Une bande de cornichons s’en prend aux concombres espagnols
par Bernard Dugué
jeudi 2 juin 2011
Une épidémie s’est produite dans la région de Hambourg. Incriminée, une souche bactérienne très agressive de la classe des ECEH, produisant des cytokines et susceptible d’endommager les voies digestives et urinaires et de provoquer quelques décès. Pour l’instant, une vingtaine de morts, la plupart très âgés. Et quelques centaines de cas de contamination. Voilà qui rappelle la grippe H1N1 qui elle aussi, était atypique, détectée dans la ville de Mexico. Si bien que les autorités sanitaires ont parlé de la grippe mexicaine, comme en 1918 on se souvient de la grippe espagnole. L’OMS a été vite en besogne et la panique sanitaire a envahi la planète en ce printemps 2009. Deux ans plus tard, une nouvelle panique se propage. Avec un rôle médiatique important et même déterminant. Sans vérification certaine, les autorités sanitaires allemandes ont laissé filtrer quelques informations sur une éventuelle contamination liée aux concombres d’origine espagnole. Cette attitude montre le côté irrationnel des diffusions de données que l’on peut mettre en doute car on peine à imaginer comment des concombres contaminés peuvent atterrir dans une zone si localisée et ne pas affecter d’autres régions. En Espagne, nul n’a été touché par cette attaque bactérienne, ni en Italie ou en France. On cite le cas d’une Suédoise décédée mais elle avait séjourné en Allemagne.

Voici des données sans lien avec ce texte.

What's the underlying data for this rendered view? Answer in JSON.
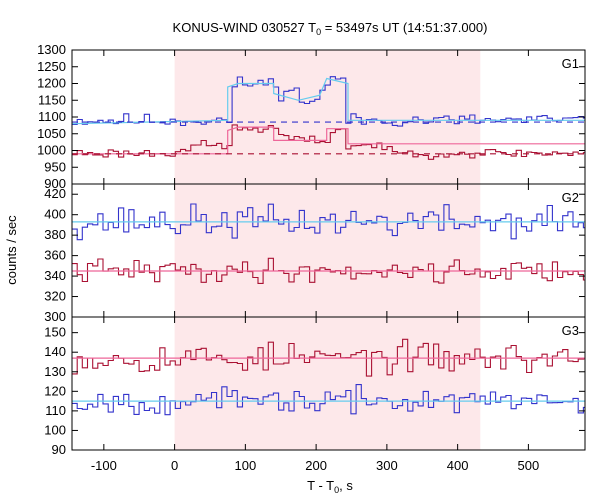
{
  "chart_data": {
    "type": "line",
    "title_main": "KONUS-WIND 030527 T",
    "title_sub": "0",
    "title_rest": " = 53497s UT (14:51:37.000)",
    "xlabel_main": "T - T",
    "xlabel_sub": "0",
    "xlabel_rest": ", s",
    "ylabel": "counts / sec",
    "xlim": [
      -145,
      580
    ],
    "xticks": [
      -100,
      0,
      100,
      200,
      300,
      400,
      500
    ],
    "xtick_labels": [
      "-100",
      "0",
      "100",
      "200",
      "300",
      "400",
      "500"
    ],
    "shaded_interval": [
      0,
      432
    ],
    "colors": {
      "blue": "#3333cc",
      "red": "#aa1133",
      "cyan": "#66ccee",
      "pink": "#ee6699",
      "shade": "#fde8ea",
      "background_line": "#aa1133"
    },
    "panels": [
      {
        "label": "G1",
        "ylim": [
          900,
          1300
        ],
        "yticks": [
          900,
          950,
          1000,
          1050,
          1100,
          1150,
          1200,
          1250,
          1300
        ],
        "ytick_labels": [
          "900",
          "950",
          "1000",
          "1050",
          "1100",
          "1150",
          "1200",
          "1250",
          "1300"
        ],
        "series": [
          {
            "color": "blue",
            "base": 1090,
            "noise": 14,
            "seed": 11,
            "bumps": [
              [
                78,
                90,
                1185
              ],
              [
                90,
                145,
                1200
              ],
              [
                145,
                175,
                1175
              ],
              [
                175,
                205,
                1150
              ],
              [
                205,
                222,
                1185
              ],
              [
                222,
                245,
                1215
              ]
            ]
          },
          {
            "color": "red",
            "base": 992,
            "noise": 10,
            "seed": 23,
            "bumps": [
              [
                0,
                20,
                1005
              ],
              [
                20,
                78,
                1015
              ],
              [
                78,
                145,
                1065
              ],
              [
                145,
                165,
                1045
              ],
              [
                165,
                220,
                1030
              ],
              [
                220,
                245,
                1060
              ],
              [
                245,
                300,
                1015
              ]
            ]
          }
        ],
        "fits": [
          {
            "color": "cyan",
            "points": [
              [
                -145,
                1080
              ],
              [
                75,
                1090
              ],
              [
                75,
                1190
              ],
              [
                90,
                1200
              ],
              [
                140,
                1200
              ],
              [
                140,
                1170
              ],
              [
                175,
                1150
              ],
              [
                205,
                1165
              ],
              [
                215,
                1215
              ],
              [
                245,
                1200
              ],
              [
                245,
                1090
              ],
              [
                580,
                1090
              ]
            ]
          },
          {
            "color": "pink",
            "points": [
              [
                -145,
                990
              ],
              [
                75,
                990
              ],
              [
                75,
                1060
              ],
              [
                90,
                1070
              ],
              [
                140,
                1070
              ],
              [
                140,
                1030
              ],
              [
                215,
                1030
              ],
              [
                215,
                1065
              ],
              [
                245,
                1065
              ],
              [
                245,
                1020
              ],
              [
                580,
                1020
              ]
            ]
          }
        ],
        "dashed": [
          {
            "color": "blue",
            "y": 1085
          },
          {
            "color": "red",
            "y": 990
          }
        ]
      },
      {
        "label": "G2",
        "ylim": [
          300,
          430
        ],
        "yticks": [
          300,
          320,
          340,
          360,
          380,
          400,
          420
        ],
        "ytick_labels": [
          "300",
          "320",
          "340",
          "360",
          "380",
          "400",
          "420"
        ],
        "series": [
          {
            "color": "blue",
            "base": 393,
            "noise": 11,
            "seed": 37,
            "bumps": []
          },
          {
            "color": "red",
            "base": 345,
            "noise": 8,
            "seed": 41,
            "bumps": []
          }
        ],
        "fits": [
          {
            "color": "cyan",
            "points": [
              [
                -145,
                393
              ],
              [
                580,
                393
              ]
            ]
          },
          {
            "color": "pink",
            "points": [
              [
                -145,
                345
              ],
              [
                580,
                345
              ]
            ]
          }
        ],
        "dashed": []
      },
      {
        "label": "G3",
        "ylim": [
          90,
          158
        ],
        "yticks": [
          90,
          100,
          110,
          120,
          130,
          140,
          150
        ],
        "ytick_labels": [
          "90",
          "100",
          "110",
          "120",
          "130",
          "140",
          "150"
        ],
        "series": [
          {
            "color": "red",
            "base": 137,
            "noise": 5.5,
            "seed": 53,
            "bumps": []
          },
          {
            "color": "blue",
            "base": 115,
            "noise": 4.5,
            "seed": 67,
            "bumps": []
          }
        ],
        "fits": [
          {
            "color": "pink",
            "points": [
              [
                -145,
                137
              ],
              [
                580,
                137
              ]
            ]
          },
          {
            "color": "cyan",
            "points": [
              [
                -145,
                115
              ],
              [
                580,
                115
              ]
            ]
          }
        ],
        "dashed": []
      }
    ]
  }
}
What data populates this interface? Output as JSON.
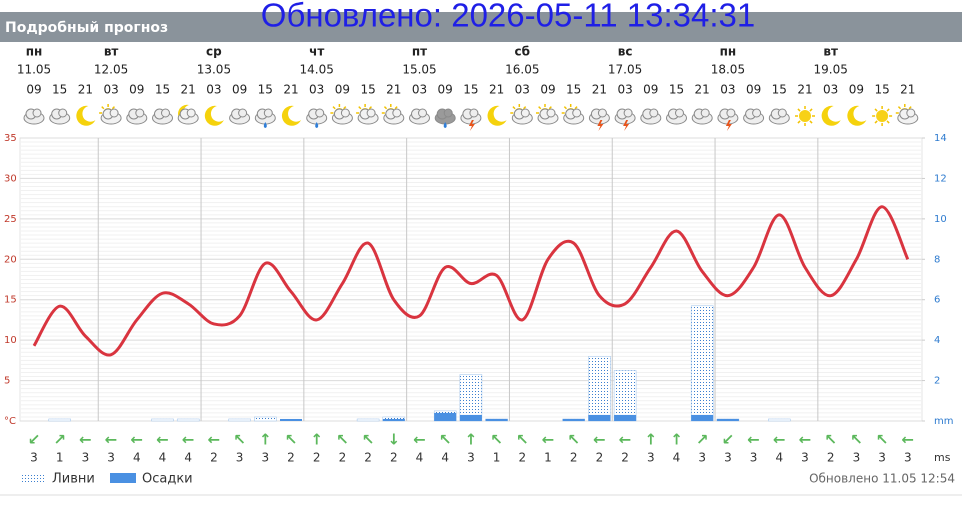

Cette crise du concombre se situe dans une série de paniques sanitaires irrationnelles qu’on a connues avec la vache folle, la grippe aviaire et enfin le virus H1N1. Visiblement, la contamination par cette souche ECEH semble d’origine locale et souvent, ce type de bactéries se trouve dans des lots de viande hachée contaminée ou bien des fromages produits à partir de lait cru. Les recherches sur cette épidémie sont reparties à zéro mais cela n’a pas empêché la panique sanitaire de se propager à l’échelle européenne. Et ce, en toute irrationalité car ces bactéries ne se baladent pas dans la nature comme les virus mais sont liées à un milieu indispensable à leur développement. La bactérie E coli n’est pas un virus grippal. Mais la panique a fait que les Européens ont cessé d’acheter des concombres d’où qu’ils viennent, des salades et mêmes d’autres légumes. On peut se demander qui a laissé filtrer ces informations non certifiées et se demander une fois de plus si les médias n’en rajoutent pas, perturbant l’entendement en diffusant des images chocs de malades alités sous perfusion. Combien parmi ceux qui se sont détournés du concombre continuent à allumer clope sur clope au risque de chopper un cancer ? Ou bien prennent des risques inconsidérés sur la route ? Les voies du psychisme humain sont bien étranges mais ce phénomène de panique collective est pour ainsi dire un classique, avec des exemples historiques nombreux, depuis la chasse aux sorcières jusqu’à la rumeur d’Orléans.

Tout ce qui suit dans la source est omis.